2022 could see a start on Brightside Park

It may be a few blocks south of the original neighbourhood, but the site of the former Dominion Glass company on Lloyd Street, now officially named Brightside Park, will finally start to become a reality in the new year. There is money in the capital budget and plans have been developed for a sports field alongside a park with walking paths, splash pad, tennis court, and many other amenities. For a neighbourhood that was all but wiped out more than 50 years ago by industrial and highway expansion, the continuing fierce loyalty by Brightsiders, as they are known, and their descendants  is remarkable. John Fioravanti wrote a letter last spring to council as it debated naming Brightside Park, noted that In 1977 a Brightside Reunion was held with over 1,000 attending. In 1983 another Brightside reunion was held with about 800 to 900 people in attendance,“  Incredible for a neighbourhood that at its peak had only 260 homes.

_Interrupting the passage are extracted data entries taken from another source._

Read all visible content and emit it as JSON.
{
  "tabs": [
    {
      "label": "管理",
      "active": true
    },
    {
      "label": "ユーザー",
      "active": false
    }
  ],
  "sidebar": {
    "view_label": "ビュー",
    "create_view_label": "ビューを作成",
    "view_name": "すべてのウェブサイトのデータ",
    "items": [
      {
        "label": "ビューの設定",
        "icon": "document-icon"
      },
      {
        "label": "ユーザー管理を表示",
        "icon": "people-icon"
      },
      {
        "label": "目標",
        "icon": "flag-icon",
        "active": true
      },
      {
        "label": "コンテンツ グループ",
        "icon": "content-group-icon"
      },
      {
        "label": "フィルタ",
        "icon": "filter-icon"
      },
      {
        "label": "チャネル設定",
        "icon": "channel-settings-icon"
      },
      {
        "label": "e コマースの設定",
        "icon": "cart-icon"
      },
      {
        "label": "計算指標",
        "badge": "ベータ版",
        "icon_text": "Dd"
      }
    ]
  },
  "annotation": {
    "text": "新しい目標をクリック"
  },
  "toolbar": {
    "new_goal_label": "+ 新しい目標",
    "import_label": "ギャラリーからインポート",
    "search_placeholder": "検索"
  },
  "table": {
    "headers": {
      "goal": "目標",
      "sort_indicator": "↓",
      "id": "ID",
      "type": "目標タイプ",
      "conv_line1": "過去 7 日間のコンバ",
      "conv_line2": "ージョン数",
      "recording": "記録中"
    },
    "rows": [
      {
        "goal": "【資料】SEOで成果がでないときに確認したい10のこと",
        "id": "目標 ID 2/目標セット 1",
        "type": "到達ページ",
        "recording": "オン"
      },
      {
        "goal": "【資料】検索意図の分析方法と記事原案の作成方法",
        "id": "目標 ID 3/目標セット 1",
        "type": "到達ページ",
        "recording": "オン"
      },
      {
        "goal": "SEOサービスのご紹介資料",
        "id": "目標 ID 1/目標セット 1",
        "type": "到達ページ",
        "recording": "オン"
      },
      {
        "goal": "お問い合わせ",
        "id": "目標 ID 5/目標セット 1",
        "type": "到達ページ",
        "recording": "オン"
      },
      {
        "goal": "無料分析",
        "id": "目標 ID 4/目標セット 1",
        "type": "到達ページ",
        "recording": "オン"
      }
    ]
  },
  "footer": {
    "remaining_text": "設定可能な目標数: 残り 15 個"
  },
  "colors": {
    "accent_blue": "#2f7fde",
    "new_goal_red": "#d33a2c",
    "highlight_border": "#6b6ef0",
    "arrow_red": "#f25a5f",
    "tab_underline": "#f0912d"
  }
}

Brightside Park (Outlined in yellow, is a few blocks south of the Brightside neighbourhood (Outlined in Blue)

Brightside was laid out in 1910 coinciding with the arrival of steelworks and other heavy industry in Hamilton. Initially it was hoped to attract British industrial workers and the streets were named after Birmingham, Manchester Lancaster and Leeds in the UK industrial midlands. Soon though, the neighbourhood attracted newcomers from Italy and eastern Europe. As Stephen Lechniak wrote, “Brightside was a special neighbourhood. It thrived in the shadows of gritty, belching steel mills and yet managed to produce a bevy of outstanding citizens, not the least of which was Quinto Martini, Member of Parliament.  From internationally renowned doctors like Dr. Victor Cecilioni to outstanding lawyers like Roger Yachetti and well known sports figures like John Michaluk, Brightside has proven time and again that an enclave of blue-collar, hard-working citizens can rise up and contribute to this city’s success.”

Much of the original Brightside neighbourhood north of Burlington Street was bulldozed for industrial expansion.

For his part, John Michaluk recalled, “on Lancaster Street, in Brightside, our next door neighbours on both sides were Italian … two doors down was my best friend of 78 years, John Brodnicki – his family was Polish … across the street, our neighbours came from England …… five homes, four languages, fourteen children, three different religious beliefs, significant cultural differences, and a delightful variety of world foods! We were multicultural before multicultural was a word – or a government program! … we were ethnic, ethical, and guided by a strong work ethic …… we highly valued – family, close friends, trust, and caring for each other …… none of our parents finished high school, most never completed grade school …… but all could walk to work at the steel mills, the chemical company, tractor company, tire company, the toothpaste and detergent company, and the pottery that made the dishes and cups we used at dinner – or, whose rejects were lovingly gifted to our mother on her birthday!”

There are remnants of Brightside that remain—a few houses. But the largest part of the neighbourhood that existed north of Burlington Street is long gone, as are many of the factories that provided employment for Brightsiders. Only Stelco and Dofasco remain. Proctor and Gamble, International Harvester, Firestone and J.I. Case are gone.

Today there is much public debate about colonization—a word that has taken on a negative connotation. But colonization also involved, then as it does now, the flight of ordinary people from places were there was no opportunity or where there was war and tyranny. Once here, many of them seized opportunities or created their own, not with oppression in mind, but simply in search of a better life for themselves and their families.